# MTB Sunday 8-1 Meriden Mtn



## powhunter (Jul 30, 2009)

Me and JP are hitting MM around 12. Gonna cook up some burgers at the end of the ride, and suck down a few brewhas....Space is limited...sign up now!!

Steveo


----------



## severine (Jul 30, 2009)

You just keep trying, don't you? 

I'm not in riding shape yet thanks to reinjuring my knee this spring, but I will get out there with you guys before the season is up! Knee is starting to tolerate stationary bike hills much better. Soon!


----------



## Trev (Jul 30, 2009)

If Lynn Woods falls through, I am in.


----------



## powhunter (Aug 1, 2009)

JP bailed ....


----------



## o3jeff (Aug 1, 2009)

I can probably do a afternoon ride,3 or 4 maybe.


----------



## powhunter (Aug 1, 2009)

Yea that might work....Trying to get 2knees aboard as well....

steveo


----------



## powhunter (Aug 2, 2009)

If this shit blows over im still down....doesnt look pretty...too bad its not a pow noreaster in dec!!!


----------



## o3jeff (Aug 2, 2009)

I'm around all day, let me know what you decide.


----------



## powhunter (Aug 2, 2009)

This ride was 86d due to ncp.......hope to get out tomorrow!!  28 more days till MT. Hood  yea!!


----------



## bvibert (Aug 3, 2009)

Bummer you guys got skunked by the rain.  Next time roll your lazy asses out of bed before the rain comes in.


----------



## Trev (Aug 3, 2009)

bvibert said:


> Bummer you guys got skunked by the rain.  Next time roll your lazy asses out of bed before the rain comes in.

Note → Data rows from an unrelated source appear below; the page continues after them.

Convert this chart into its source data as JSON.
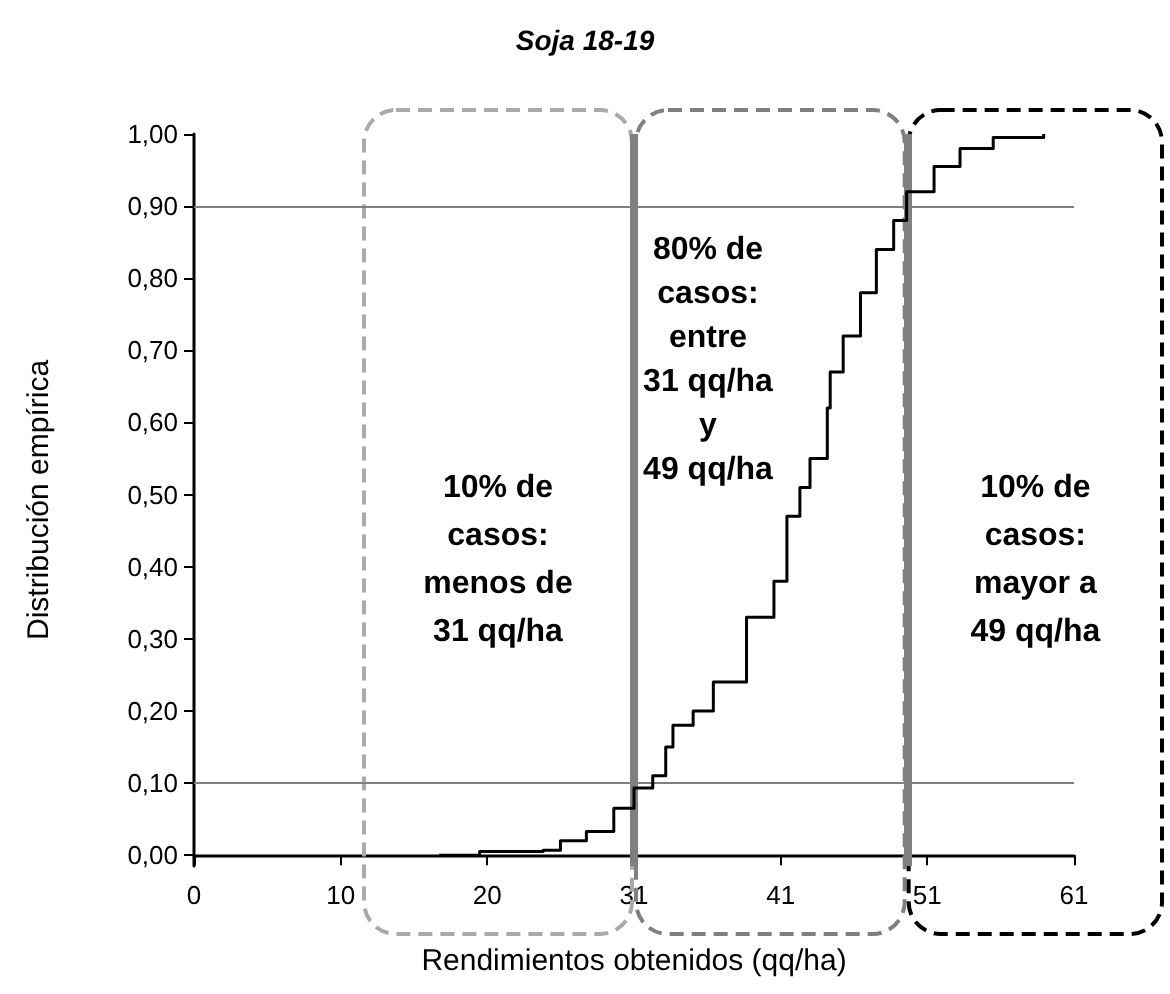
{
  "chart_data": {
    "type": "step",
    "title": "Soja 18-19",
    "xlabel": "Rendimientos obtenidos (qq/ha)",
    "ylabel": "Distribución empírica",
    "x": [
      17.0,
      19.8,
      24.2,
      25.4,
      27.2,
      29.1,
      30.5,
      31.8,
      32.7,
      33.2,
      34.6,
      36.0,
      38.3,
      40.2,
      41.1,
      42.0,
      42.7,
      43.9,
      44.1,
      45.0,
      46.2,
      47.3,
      48.5,
      49.4,
      51.3,
      53.1,
      55.4,
      58.9
    ],
    "series": [
      {
        "color": "#000000",
        "values": [
          0.0,
          0.005,
          0.007,
          0.02,
          0.033,
          0.065,
          0.093,
          0.11,
          0.15,
          0.18,
          0.2,
          0.24,
          0.33,
          0.38,
          0.47,
          0.51,
          0.55,
          0.62,
          0.67,
          0.72,
          0.78,
          0.84,
          0.88,
          0.92,
          0.955,
          0.98,
          0.995,
          1.0
        ]
      }
    ],
    "xlim": [
      0,
      61
    ],
    "xticks": [
      0,
      {
        "value": 10.17,
        "label": "10"
      },
      {
        "value": 20.33,
        "label": "20"
      },
      {
        "value": 30.5,
        "label": "31"
      },
      {
        "value": 40.67,
        "label": "41"
      },
      {
        "value": 50.83,
        "label": "51"
      },
      61
    ],
    "ylim": [
      -0.015,
      1
    ],
    "yticks": [
      {
        "value": 0,
        "label": "0,00"
      },
      {
        "value": 0.1,
        "label": "0,10"
      },
      {
        "value": 0.2,
        "label": "0,20"
      },
      {
        "value": 0.3,
        "label": "0,30"
      },
      {
        "value": 0.4,
        "label": "0,40"
      },
      {
        "value": 0.5,
        "label": "0,50"
      },
      {
        "value": 0.6,
        "label": "0,60"
      },
      {
        "value": 0.7,
        "label": "0,70"
      },
      {
        "value": 0.8,
        "label": "0,80"
      },
      {
        "value": 0.9,
        "label": "0,90"
      },
      {
        "value": 1,
        "label": "1,00"
      }
    ],
    "ref_lines": [
      {
        "axis": "y",
        "value": 0.1,
        "color": "#808080"
      },
      {
        "axis": "y",
        "value": 0.9,
        "color": "#808080"
      },
      {
        "axis": "x",
        "value": 30.5,
        "color": "#808080"
      },
      {
        "axis": "x",
        "value": 49.4,
        "color": "#808080"
      }
    ],
    "annotations": [
      "10% de\ncasos:\nmenos de\n31 qq/ha",
      "80% de\ncasos:\nentre\n31 qq/ha\ny\n49 qq/ha",
      "10% de\ncasos:\nmayor a\n49 qq/ha"
    ],
    "grid": false,
    "marker": "none",
    "line_style": "solid"
  }
}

lol - am guilty of this as well.. my days off I tend to avoid the 5am up and out of bed deals... usually because I went to sleep at 1 or 2 am...  /shrug

Anyhoooooo.....


----------



## 2knees (Aug 3, 2009)

I saw the weather forecast on saturday so i decided to have a bender at my house on saturday night instead of living clean and riding yesterday.


----------